Why is the second string not quoted? It is because by ending our prompt with the token ' [' token we are telling the model that it should not generate completions that match the following 27 longer tokens (one of which adds the quote character):

In [54]:
print_tokens(guidance.llm.prefix_matches(" ["))

len = 27
544	` [`
1008	` [@`
3921	` [*`
4299	` [**`
23734	` [****,`
8168	` []`
24345	` [],`
26991	` [];`
27501	` []{`
8605	` [[`
44965	` [[*`
14412	` ['`
15640	` ["`
16731	` [$`
20629	` [$\`
21810	` [(`
49824	` [(\[`
21938	` […]`
24430	` [\`
27075	` [^`
28591	` [-`
31789	` [...]`
33440	` [{`
42989	` [_`
43521	` [<`
44308	` [``
49193	` [#`


## Fixing unintended bias with "token healing"
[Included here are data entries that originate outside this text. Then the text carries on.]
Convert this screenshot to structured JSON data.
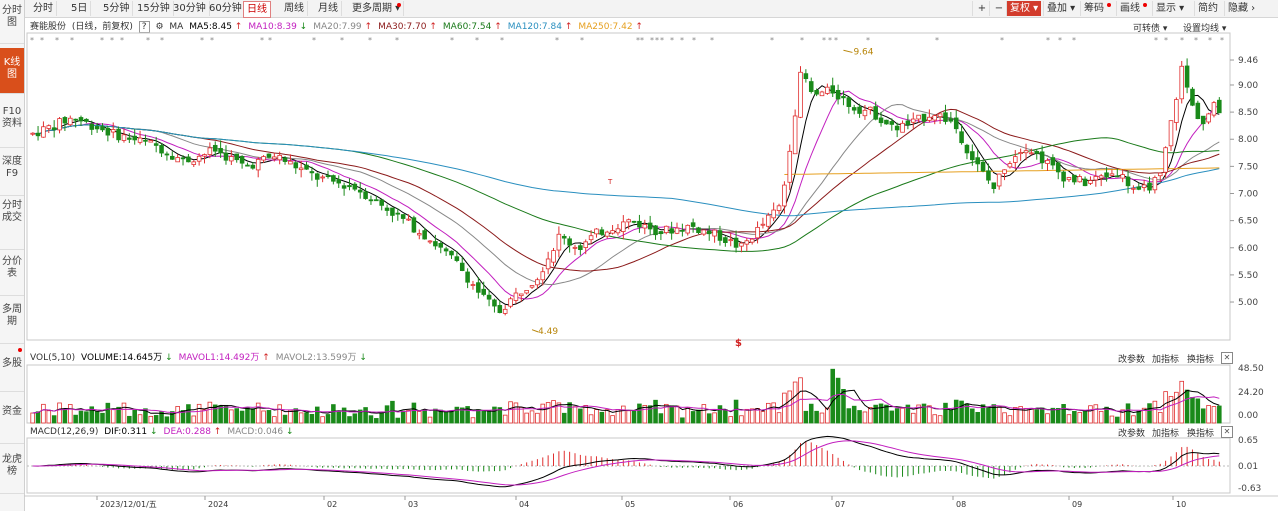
{
  "toolbar": {
    "periods": [
      "分时",
      "5日",
      "5分钟",
      "15分钟",
      "30分钟",
      "60分钟",
      "日线",
      "周线",
      "月线",
      "更多周期"
    ],
    "active_period": "日线",
    "tools": [
      "复权",
      "叠加",
      "筹码",
      "画线",
      "显示",
      "简约",
      "隐藏"
    ],
    "zoom_in": "+",
    "zoom_out": "−"
  },
  "sidebar": {
    "tabs": [
      "分时图",
      "K线图",
      "F10资料",
      "深度F9",
      "分时成交",
      "分价表",
      "多周期",
      "多股",
      "资金",
      "龙虎榜"
    ],
    "active_tab": "K线图"
  },
  "stock": {
    "name": "赛能股份",
    "mode": "(日线，前复权)",
    "help": "?",
    "convert_bond": "可转债",
    "set_ma": "设置均线"
  },
  "ma_line": {
    "label": "MA",
    "items": [
      {
        "label": "MA5:8.45",
        "arrow": "↑",
        "color": "#000000"
      },
      {
        "label": "MA10:8.39",
        "arrow": "↓",
        "color": "#c21fbf"
      },
      {
        "label": "MA20:7.99",
        "arrow": "↑",
        "color": "#888888"
      },
      {
        "label": "MA30:7.70",
        "arrow": "↑",
        "color": "#8b1a1a"
      },
      {
        "label": "MA60:7.54",
        "arrow": "↑",
        "color": "#1a7a1a"
      },
      {
        "label": "MA120:7.84",
        "arrow": "↑",
        "color": "#2a8fbf"
      },
      {
        "label": "MA250:7.42",
        "arrow": "↑",
        "color": "#e6a020"
      }
    ]
  },
  "price_axis": [
    "9.46",
    "9.00",
    "8.50",
    "8.00",
    "7.50",
    "7.00",
    "6.50",
    "6.00",
    "5.50",
    "5.00"
  ],
  "annotations": {
    "high": "9.64",
    "low": "4.49",
    "special_marker": "$",
    "event_t": "T"
  },
  "volume_panel": {
    "label": "VOL(5,10)",
    "items": [
      {
        "label": "VOLUME:14.645万",
        "arrow": "↓",
        "color": "#000000"
      },
      {
        "label": "MAVOL1:14.492万",
        "arrow": "↑",
        "color": "#c21fbf"
      },
      {
        "label": "MAVOL2:13.599万",
        "arrow": "↓",
        "color": "#888888"
      }
    ],
    "axis": [
      "48.50",
      "24.20",
      "0.00"
    ],
    "buttons": [
      "改参数",
      "加指标",
      "换指标"
    ]
  },
  "macd_panel": {
    "label": "MACD(12,26,9)",
    "items": [
      {
        "label": "DIF:0.311",
        "arrow": "↓",
        "color": "#000000"
      },
      {
        "label": "DEA:0.288",
        "arrow": "↑",
        "color": "#c21fbf"
      },
      {
        "label": "MACD:0.046",
        "arrow": "↓",
        "color": "#888888"
      }
    ],
    "axis": [
      "0.65",
      "0.01",
      "-0.63"
    ],
    "buttons": [
      "改参数",
      "加指标",
      "换指标"
    ]
  },
  "time_axis": [
    "2023/12/01/五",
    "2024",
    "02",
    "03",
    "04",
    "05",
    "06",
    "07",
    "08",
    "09",
    "10"
  ],
  "colors": {
    "up": "#e03030",
    "down": "#1a8a1a",
    "accent": "#d23c2c"
  }
}
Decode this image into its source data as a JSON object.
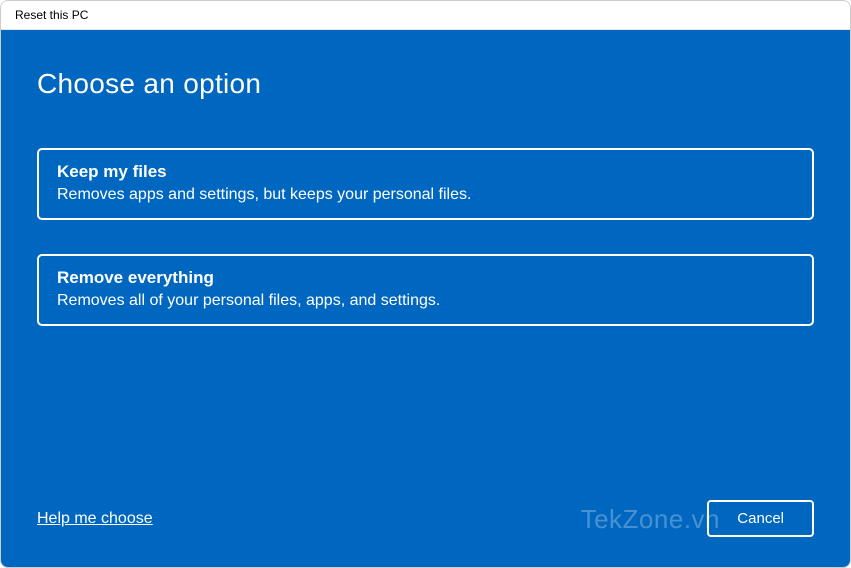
{
  "window": {
    "title": "Reset this PC"
  },
  "main": {
    "heading": "Choose an option",
    "options": [
      {
        "title": "Keep my files",
        "description": "Removes apps and settings, but keeps your personal files."
      },
      {
        "title": "Remove everything",
        "description": "Removes all of your personal files, apps, and settings."
      }
    ]
  },
  "footer": {
    "help_link": "Help me choose",
    "cancel_label": "Cancel"
  },
  "watermark": "TekZone.vn"
}
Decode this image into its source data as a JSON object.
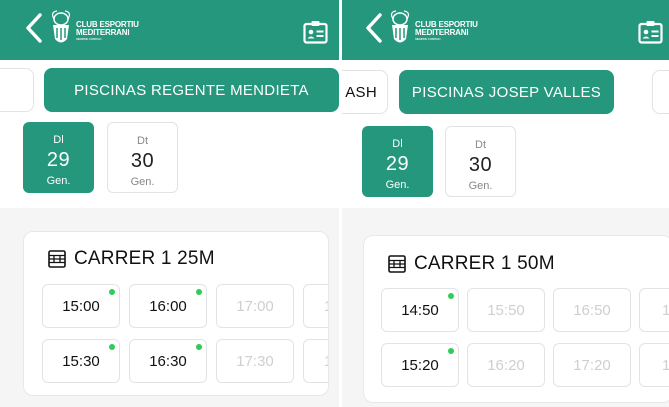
{
  "colors": {
    "accent": "#24977c",
    "available_dot": "#2ecc5a"
  },
  "brand": {
    "name_line1": "CLUB ESPORTIU",
    "name_line2": "MEDITERRANI",
    "tagline": "SIEMPRE CONTIGO"
  },
  "left": {
    "pools": [
      {
        "label": "PISCINAS REGENTE MENDIETA",
        "active": true
      }
    ],
    "days": [
      {
        "dow": "Dl",
        "num": "29",
        "month": "Gen.",
        "active": true
      },
      {
        "dow": "Dt",
        "num": "30",
        "month": "Gen.",
        "active": false
      }
    ],
    "lane": {
      "title": "CARRER 1 25M",
      "rows": [
        [
          {
            "time": "15:00",
            "available": true
          },
          {
            "time": "16:00",
            "available": true
          },
          {
            "time": "17:00",
            "available": false
          },
          {
            "time": "1",
            "available": false
          }
        ],
        [
          {
            "time": "15:30",
            "available": true
          },
          {
            "time": "16:30",
            "available": true
          },
          {
            "time": "17:30",
            "available": false
          },
          {
            "time": "1",
            "available": false
          }
        ]
      ]
    }
  },
  "right": {
    "pools": [
      {
        "label": "ASH",
        "active": false
      },
      {
        "label": "PISCINAS JOSEP VALLES",
        "active": true
      }
    ],
    "days": [
      {
        "dow": "Dl",
        "num": "29",
        "month": "Gen.",
        "active": true
      },
      {
        "dow": "Dt",
        "num": "30",
        "month": "Gen.",
        "active": false
      }
    ],
    "lane": {
      "title": "CARRER 1 50M",
      "rows": [
        [
          {
            "time": "14:50",
            "available": true
          },
          {
            "time": "15:50",
            "available": false
          },
          {
            "time": "16:50",
            "available": false
          },
          {
            "time": "1",
            "available": false
          }
        ],
        [
          {
            "time": "15:20",
            "available": true
          },
          {
            "time": "16:20",
            "available": false
          },
          {
            "time": "17:20",
            "available": false
          },
          {
            "time": "1",
            "available": false
          }
        ]
      ]
    }
  }
}
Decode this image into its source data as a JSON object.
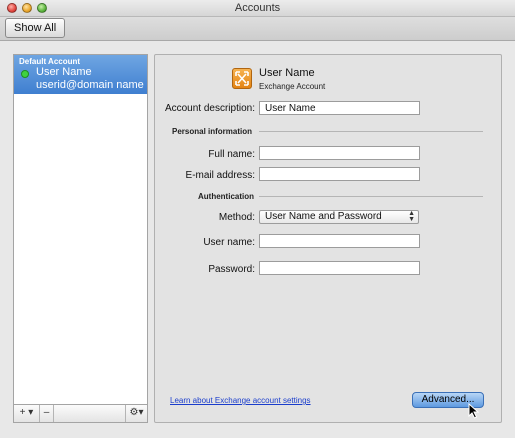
{
  "window": {
    "title": "Accounts"
  },
  "toolbar": {
    "show_all_label": "Show All"
  },
  "sidebar": {
    "group_label": "Default Account",
    "account_name": "User Name",
    "account_email": "userid@domain name",
    "add_label": "+ ▾",
    "remove_label": "–",
    "action_label": "⚙▾"
  },
  "account": {
    "name": "User Name",
    "type": "Exchange Account"
  },
  "form": {
    "description_label": "Account description:",
    "description_value": "User Name",
    "personal_section": "Personal information",
    "full_name_label": "Full name:",
    "full_name_value": "",
    "email_label": "E-mail address:",
    "email_value": "",
    "auth_section": "Authentication",
    "method_label": "Method:",
    "method_value": "User Name and Password",
    "username_label": "User name:",
    "username_value": "",
    "password_label": "Password:",
    "password_value": ""
  },
  "footer": {
    "learn_link": "Learn about Exchange account settings",
    "advanced_label": "Advanced..."
  },
  "colors": {
    "selection": "#3f7fd0",
    "link": "#1a3dcc",
    "exchange_icon": "#e48312",
    "online_status": "#3fd23f"
  },
  "icons": {
    "account_icon": "exchange-icon",
    "status": "online-status-icon",
    "action": "gear-icon"
  }
}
So what can we do to avoid these unintended biases? One option is to only ever end our prompts with tokens that cannot be extended into longer tokens (for example a role tag for chat-based models). But this can be very limiting, especially when we start to mix in the kind fo rich strcture that Guidance makes possible. So to address this problem Guidance has a feature called "token healing" that automatically backs up the generation process by one token before the end of the prompt, then constrains the first token generated to have a prefix that matches the last token in the prompt. This allows the generated text string to have the token encoding that the model would expect based on its training data, not an unusual alternative encoding forcing by the prompt boundary. Token healing allows you to express your prompts however you wish, without worrying about boundaries.

To see how this work we will re-run all of the above examples, now with token healing turned on. Since token healing is on by default for Transformer models this just means removing the `token_healing=False` flag from the `guidance` calls.

With token healing we can now generate valid URLs, even when the prompt ends with a colon:

In [57]:
guidance('''The link is <a href="http:{{gen max_tokens=10}}''')()

With token healing we now can also sometimes generate https URLs, even when the prompt ends with "http":

In [61]:
program = guidance('''The link is <a href="http{{gen 'completions' max_tokens=10 n=10 temperature=1}}''')
program()["completions"]

['://www.visitdeliveroo.com"',
 '://en.wikipedia.org/wiki/List',
 '://www.sourceforge.net/mailagent',
 's://www.google.com/analytics?',
 '://www.ihg.com/hotels',
 '://www.ihg.com/holiday',
 's://play.google.com/store/apps',
 '://www.youtube.com/v/s',
 '://www.bawitv.net/',
 '://ox-d.sos.ox.']

And finally, with token healing we now get quoted strings even when the prompt ends with a " [" token:

In [62]:
guidance('''An example ["like this"] and another example [{{gen max_tokens=10}}''', caching=False)()

## Conclusion

When you write prompts, remember that greedy tokenization can have a significant impact on how language models interpret your prompts, particularly when the prompt ends with a token that could be extended into a longer token. This easy-to-miss source of bias can impact your results in suprising and unintended ways. To address to this is problem it is important to either end your prompt in a non-extendable token, or use something like Guidance's "token healing" feature so you can to express your prompts however you wish, without worrying about token boundary artifacts.